He was born on 12 October 1766, the son of George Irving of Newton, by Elvanfoot (South Lanarkshire). The Irvings of Newton were a cadet branch of the Scottish family the Irvines of Drum.

He was educated at Edinburgh High School 1773 to 1777 and then studied law at Edinburgh University. He was created an advocate in 1788 and for many years was Treasurer of the Faculty of Advocates.

He became a professor of civil law at Edinburgh University in 1800, initially assisting and later replacing Prof John Wilde, and in the same year took over as manager of the Scots Mining Company, then based at Leadhills. In the final six years of his life he left the university to concentrate on his practical legal skills, becoming a Senator of the College of Justice (a High Court judge). At this time he was living at 5 Buccleuch Place, a large flat in Edinburgh's South Side. He later lived at 27 Heriot Row, Edinburgh.

In 1804 he was elected a fellow of the Royal Society of Edinburgh. His proposers were John Playfair, Andrew Coventry, and Thomas Charles Hope.
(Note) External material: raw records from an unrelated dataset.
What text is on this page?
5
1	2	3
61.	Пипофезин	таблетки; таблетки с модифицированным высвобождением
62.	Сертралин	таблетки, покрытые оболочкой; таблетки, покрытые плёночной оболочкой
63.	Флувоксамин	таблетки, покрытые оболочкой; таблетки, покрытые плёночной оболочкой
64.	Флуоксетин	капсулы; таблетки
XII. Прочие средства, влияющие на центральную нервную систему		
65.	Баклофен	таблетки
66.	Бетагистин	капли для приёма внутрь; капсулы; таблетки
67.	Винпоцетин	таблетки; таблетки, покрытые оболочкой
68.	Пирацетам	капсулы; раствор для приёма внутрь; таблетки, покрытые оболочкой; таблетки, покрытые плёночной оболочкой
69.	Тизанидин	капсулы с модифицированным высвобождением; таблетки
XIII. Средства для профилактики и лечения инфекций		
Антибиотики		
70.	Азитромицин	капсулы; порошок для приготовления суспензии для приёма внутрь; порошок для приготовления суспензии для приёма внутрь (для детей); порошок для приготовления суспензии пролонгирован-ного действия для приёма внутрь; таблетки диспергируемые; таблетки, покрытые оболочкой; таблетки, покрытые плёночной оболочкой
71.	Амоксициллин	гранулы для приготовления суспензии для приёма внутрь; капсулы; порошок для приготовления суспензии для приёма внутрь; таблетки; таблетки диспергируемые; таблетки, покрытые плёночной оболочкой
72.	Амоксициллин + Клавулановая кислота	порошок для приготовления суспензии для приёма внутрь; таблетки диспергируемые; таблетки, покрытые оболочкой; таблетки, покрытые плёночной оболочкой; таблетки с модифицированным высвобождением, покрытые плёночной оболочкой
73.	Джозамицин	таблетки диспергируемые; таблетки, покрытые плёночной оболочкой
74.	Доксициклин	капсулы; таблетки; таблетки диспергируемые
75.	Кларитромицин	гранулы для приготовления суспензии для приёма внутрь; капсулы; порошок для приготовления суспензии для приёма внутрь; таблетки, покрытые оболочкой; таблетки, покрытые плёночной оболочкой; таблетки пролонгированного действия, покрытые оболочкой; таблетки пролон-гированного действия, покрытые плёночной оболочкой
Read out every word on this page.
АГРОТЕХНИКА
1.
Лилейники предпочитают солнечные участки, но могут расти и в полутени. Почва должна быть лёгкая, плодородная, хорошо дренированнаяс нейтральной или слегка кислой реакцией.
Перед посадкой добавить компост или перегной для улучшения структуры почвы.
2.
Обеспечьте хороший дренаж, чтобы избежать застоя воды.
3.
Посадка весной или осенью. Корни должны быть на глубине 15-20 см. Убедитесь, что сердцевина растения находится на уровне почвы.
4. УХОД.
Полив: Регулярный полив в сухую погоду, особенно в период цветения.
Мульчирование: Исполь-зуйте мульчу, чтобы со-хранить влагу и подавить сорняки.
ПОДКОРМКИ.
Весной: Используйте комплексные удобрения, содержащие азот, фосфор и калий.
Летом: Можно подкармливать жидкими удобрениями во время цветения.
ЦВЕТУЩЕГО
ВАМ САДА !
He served as president of the Society's Physical branch 1823 to 1828 and as their vice president 1828 to 1832.

In December 1826 he was created a Senator of the College of Justice in place of William Robertson, Lord Robertson (who retired) and adopted the title of Lord Newton.

In the late 18th century he was a member of the Crochallan Fencibles, a club which met at Dawney's Tavern on Anchor Close in Edinburgh.

He died following a painful operation on kidney stones after which he became infected, dying on 4 March 1832 in Edinburgh (information from his gravestone). He is buried in the churchyard of St John's Episcopal Church, Edinburgh. The grave lies in the extreme south-west section, facing west to Lothian Road. It is highly eroded and barely legible.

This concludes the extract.